Saturday, July 18, 2009

LIFE LESSON

We’ve had a wonderful week with Sis---we laughed and talked, we looked at all the old pictures and gave them names, with aid of the big magnifiers in on Chris' antique Photo Stuff shelf and with a lot of is its and could that bes and he really looks like the Buford sides.

We’ve cooked some, not a lot but fun and nice to sit down all together to the familiar table with pulled pork and made-like-Mother-did baked beans and potato salad with a hint of the allspice-and-clove pickles from our childhood pantries.

We ordered in Chinese, we stepped out to the immense “tomato hedge” for the dusky-ripe heaviness of the same tomatoes which Mammaw planted in her lush garden. We had BLT’s for breakfast; we breakfasted on donut holes and pastries brought home warm by Caro, we shared meals with our BabyGirl.

Sis and I strolled around the back to our little neighborhood Chinese buffet one evening that Chris was out of town, and sat for two hours, long after the General's chicken had disappeared and the plates been whisked away, telling each other in detail after twenty-some-years-each, how we met our mates and how they proposed and how we DON'T remember life without them.

This morning we met them all for a long leisurely breakfast of Eggs Benedict and omelets and soups and quesadillas, taking turns with little jaunts out to the deserted patio of the restaurant to help expend some of that two-year-old energy and soak in the still-cool sunshine.

Last night we all went downtown for a delightful dinner at Fogo de Chao, with its walls of winebottles and attentive service and handsome, quick-stepping young men in gaucho pants, proffering endless swordsful of succulent, hissing-hot steaks and chops and sausages. We first composed our plates from the most artistically-arranged salad bar I’ve ever seen---big square platters like pictures hung slantwise of the enormous square table, each framed in a contrasting or complementary border of intricately-cut vegetables or fruit.

I walked slowly around the vast expanse of offerings---identical platters of fat asparagus, fat as trees, and roasted peppers and shiitakes and crisp baby greens and hearts of palm, bocconcini, tiny sweet-pickled red peppers small as olives—and olives big as pullet eggs.

We “walked the circle” after dinner, strolling the few blocks from restaurant to the center of our beautifully-laid-out city, enjoying the sweet breeze of dusk and the tiny twinkle lights in the trees and the fountain’s soothing sound old as tides.

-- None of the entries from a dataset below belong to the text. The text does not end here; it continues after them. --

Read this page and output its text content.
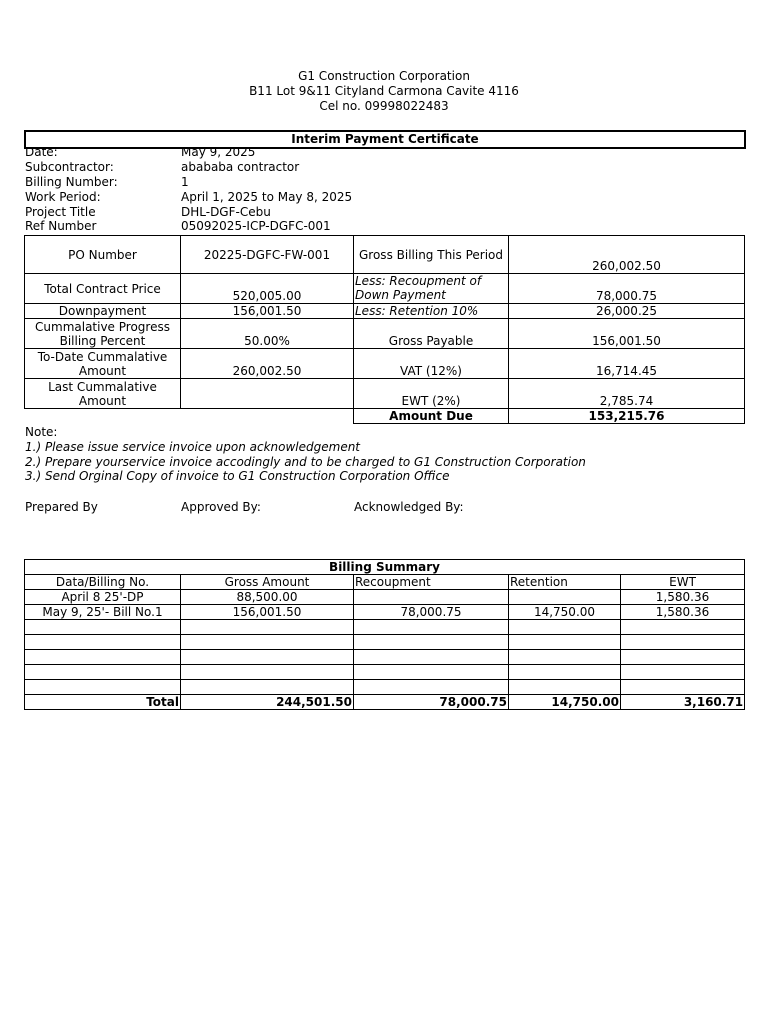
G1 Construction Corporation
B11 Lot 9&11 Cityland Carmona Cavite 4116
Cel no. 09998022483
Interim Payment Certificate
Date:	May 9, 2025
Subcontractor:	abababa contractor
Billing Number:	1
Work Period:	April 1, 2025 to May 8, 2025
Project Title	DHL-DGF-Cebu
Ref Number	05092025-ICP-DGFC-001
PO Number	20225-DGFC-FW-001	Gross Billing This Period	260,002.50
Total Contract Price	520,005.00	Less: Recoupment of Down Payment	78,000.75
Downpayment	156,001.50	Less: Retention 10%	26,000.25
Cummalative Progress Billing Percent	50.00%	Gross Payable	156,001.50
To-Date Cummalative Amount	260,002.50	VAT (12%)	16,714.45
Last Cummalative Amount		EWT (2%)	2,785.74
		Amount Due	153,215.76
Note:
1.) Please issue service invoice upon acknowledgement
2.) Prepare yourservice invoice accodingly and to be charged to G1 Construction Corporation
3.) Send Orginal Copy of invoice to G1 Construction Corporation Office
Prepared By	Approved By:	Acknowledged By:
Billing Summary				
Data/Billing No.	Gross Amount	Recoupment	Retention	EWT
April 8 25'-DP	88,500.00			1,580.36
May 9, 25'- Bill No.1	156,001.50	78,000.75	14,750.00	1,580.36

Total	244,501.50	78,000.75	14,750.00	3,160.71
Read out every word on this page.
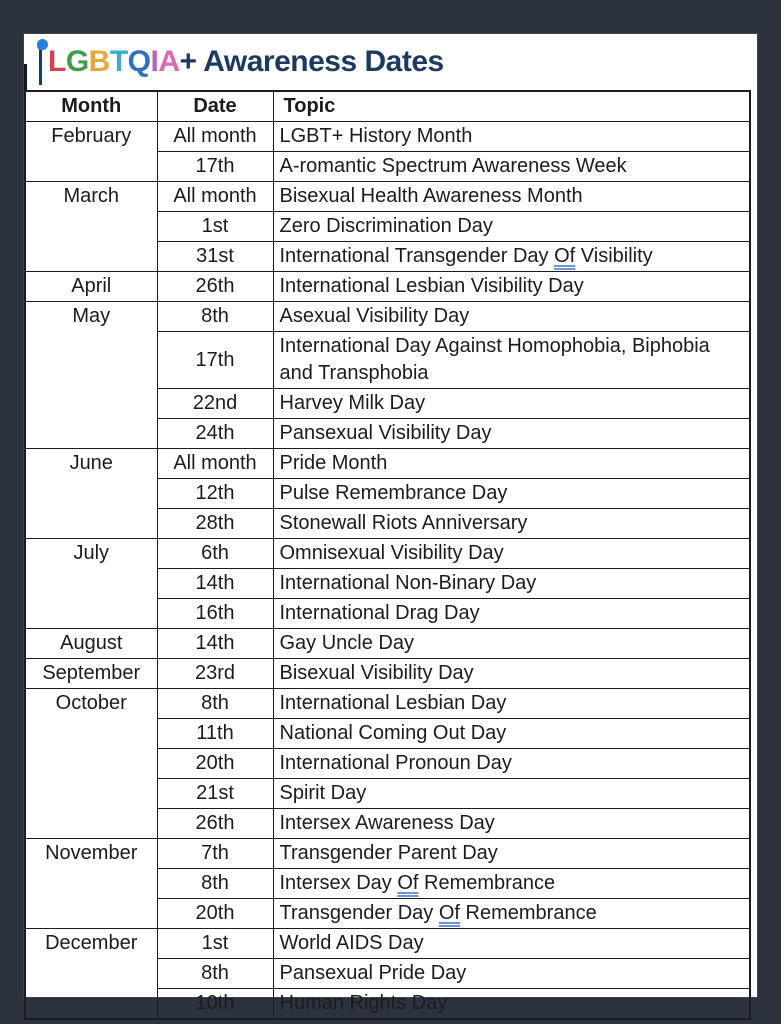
LGBTQIA+ Awareness Dates
Month	Date	Topic
February	All month	LGBT+ History Month
	17th	A-romantic Spectrum Awareness Week
March	All month	Bisexual Health Awareness Month
	1st	Zero Discrimination Day
	31st	International Transgender Day Of Visibility
April	26th	International Lesbian Visibility Day
May	8th	Asexual Visibility Day
	17th	International Day Against Homophobia, Biphobia and Transphobia
	22nd	Harvey Milk Day
	24th	Pansexual Visibility Day
June	All month	Pride Month
	12th	Pulse Remembrance Day
	28th	Stonewall Riots Anniversary
July	6th	Omnisexual Visibility Day
	14th	International Non-Binary Day
	16th	International Drag Day
August	14th	Gay Uncle Day
September	23rd	Bisexual Visibility Day
October	8th	International Lesbian Day
	11th	National Coming Out Day
	20th	International Pronoun Day
	21st	Spirit Day
	26th	Intersex Awareness Day
November	7th	Transgender Parent Day
	8th	Intersex Day Of Remembrance
	20th	Transgender Day Of Remembrance
December	1st	World AIDS Day
	8th	Pansexual Pride Day
	10th	Human Rights Day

It’s been a sit-around week, somewhat, as Sis wanted to just “SOG” as we used to say of a day of leisure. We sat on the patio and talked. We sat inside and talked; we sat in the arbor and reminisced, and I was so glad to have someone for Chris to discuss politics and the state of the world with.

And on this last day, I think we were all tired---not of each other, but of the constant eagerness to speak and laugh and tell-tell-tell to the other while the time lasted.

So, this morning, as Chris’ phone-alarm rang to wake us for our breakfast date, he got up and stood leaning against the wall on his side of the bed. I sleepily greeted him.

Misunderstanding my exact words, he answered, sending me off into giggles which lasted til I could get in here and tell it.

In a sort of zany echo of our whole week which we spent talking over each other, and chiming in at odd times and interrupting and laughing and all of us mis-hearing the other and thus answering from out of Left Field, plus always trying to speak while in mid-guffaw, the exchange went like this:

Him: Big yawn and stretch, leaning against the quilt hanging on the wall at his side of the bed.

Me, in a sleepily fond voice:
“How you doin’, Darlin’?”

Him, hearing the first word as "WHAT":
“Gettin’ up.”

Me, knowing what I meant, and providing only the word he’d missed:
“HOW?”

Him, with a little gaze of appeal all around the ceiling to assure himself of his life-mate’s approaching senility, but ever the polite gentleman, explained :


“Stannup. Putma pants on.”

And thus the Life Lesson for Today.


Stannup. Putcha pants on, and get out there and take on the day.


1 comment:

  1. So glad you had a nice week with your Sis!
    "Stannup!!!" LOL I'll be laughing for hours!